The List immediately did jumping jacks in my mind and I signed up. The Festival was on a day that I already worked, so I couldn’t use
a lack of gas money to justify cold feet. The only costume I have ever worn in my life before had been a surprisingly expensive Victorian ball gown, so I was a bit unsure about what to wear. In the end I went with a resident’s advice and decided to go as a ghost.
First Note to Self: next time you’re in need of a costume, don’t wait until the last minute to buy it….especially if said last minute is the day before payday. There are only so many good costumes at Walmart and none of the good ones fell within my $15 limit. After about an hour of pawing through the same two racks of witches, sexy vampires, dark fairies and polyester medieval gowns, I walked out with a long, black cloak and a Scream mask. Not exactly a ghost, but the closest I could find. A black T-shirt with a skeleton on it, black scrub pants and good dose of imagination could complete the ensemble tolerably well. (Until I woke up the next morning and remembered just how much I hated those black scrubs. Too big, too long–I left the house in my gray ones, telling myself that black and gray really aren’t that much different and knowing how lame that sounded.)
Second note to self: polyester cloaks are not warm. Next time plan a jacket into your outfit, because a jean jacket apparently just does not project scary. When we were ranked according to our scariness, I got dead last. Behind a zombie, no less.
Third note to self: If your Activities Director acts just thrilled that you signed up for the Haunted Woods, you will probably find yourself in said woods surrounded by a bunch of bored teenagers roped into this by their grandmothers.

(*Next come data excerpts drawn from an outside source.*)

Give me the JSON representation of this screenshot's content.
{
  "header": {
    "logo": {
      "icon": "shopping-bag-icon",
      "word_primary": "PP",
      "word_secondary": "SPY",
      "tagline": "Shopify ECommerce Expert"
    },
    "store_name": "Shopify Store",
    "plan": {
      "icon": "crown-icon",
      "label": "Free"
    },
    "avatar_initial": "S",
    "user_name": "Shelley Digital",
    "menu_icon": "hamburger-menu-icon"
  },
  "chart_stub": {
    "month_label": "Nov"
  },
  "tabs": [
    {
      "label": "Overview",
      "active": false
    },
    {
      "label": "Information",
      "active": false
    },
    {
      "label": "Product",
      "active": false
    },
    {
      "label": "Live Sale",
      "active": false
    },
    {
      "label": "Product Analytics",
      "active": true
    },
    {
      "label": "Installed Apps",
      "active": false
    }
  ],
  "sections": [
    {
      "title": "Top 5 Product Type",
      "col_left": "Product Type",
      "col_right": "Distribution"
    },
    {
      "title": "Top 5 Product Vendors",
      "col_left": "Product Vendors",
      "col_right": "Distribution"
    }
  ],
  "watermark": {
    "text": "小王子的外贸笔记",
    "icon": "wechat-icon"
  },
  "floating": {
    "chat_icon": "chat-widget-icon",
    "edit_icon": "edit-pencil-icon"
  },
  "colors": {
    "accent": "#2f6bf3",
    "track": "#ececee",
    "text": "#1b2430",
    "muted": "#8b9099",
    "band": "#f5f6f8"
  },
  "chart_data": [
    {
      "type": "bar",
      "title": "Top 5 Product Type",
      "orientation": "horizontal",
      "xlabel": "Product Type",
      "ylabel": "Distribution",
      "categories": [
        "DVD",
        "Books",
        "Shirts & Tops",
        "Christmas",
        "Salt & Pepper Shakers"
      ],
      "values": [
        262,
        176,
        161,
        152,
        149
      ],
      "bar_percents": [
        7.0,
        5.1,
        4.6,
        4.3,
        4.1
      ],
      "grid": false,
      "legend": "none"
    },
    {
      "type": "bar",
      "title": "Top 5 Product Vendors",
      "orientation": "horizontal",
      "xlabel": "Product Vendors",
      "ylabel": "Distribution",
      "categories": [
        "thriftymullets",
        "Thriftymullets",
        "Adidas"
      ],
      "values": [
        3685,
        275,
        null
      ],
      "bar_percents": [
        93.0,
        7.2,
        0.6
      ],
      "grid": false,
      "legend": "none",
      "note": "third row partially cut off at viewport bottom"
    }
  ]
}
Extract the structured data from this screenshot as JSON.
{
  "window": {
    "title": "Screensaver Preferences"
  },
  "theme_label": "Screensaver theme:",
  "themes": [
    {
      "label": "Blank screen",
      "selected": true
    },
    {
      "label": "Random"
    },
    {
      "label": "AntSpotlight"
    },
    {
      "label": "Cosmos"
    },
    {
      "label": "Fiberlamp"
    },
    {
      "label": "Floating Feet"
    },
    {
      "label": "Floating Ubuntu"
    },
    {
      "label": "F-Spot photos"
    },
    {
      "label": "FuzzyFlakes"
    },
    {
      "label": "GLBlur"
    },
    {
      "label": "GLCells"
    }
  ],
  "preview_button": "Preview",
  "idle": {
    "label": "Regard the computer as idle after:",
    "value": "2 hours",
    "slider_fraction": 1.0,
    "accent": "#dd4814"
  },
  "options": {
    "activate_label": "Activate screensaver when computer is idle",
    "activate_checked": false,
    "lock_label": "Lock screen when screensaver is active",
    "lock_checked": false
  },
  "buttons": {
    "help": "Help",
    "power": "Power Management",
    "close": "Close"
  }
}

Fourth note to self: if you can’t stand a scarf around your neck, don’t buy a mask as part of your costume. In particular, don’t buy a cheap plastic mask with a pointy chin; and if you do, poke a hole in bottom of the chin. I never really wanted to know what my collected sweat looked like…or smelled like.
Fifth note to self: it’s not a good sign when the only person you succeed in truly scaring is an already freaked out two year old. I left the Haunted Woods reciting that old adage “don’t quit your day job.” In the end, I think my career in scaring people was something of a one-miss wonder.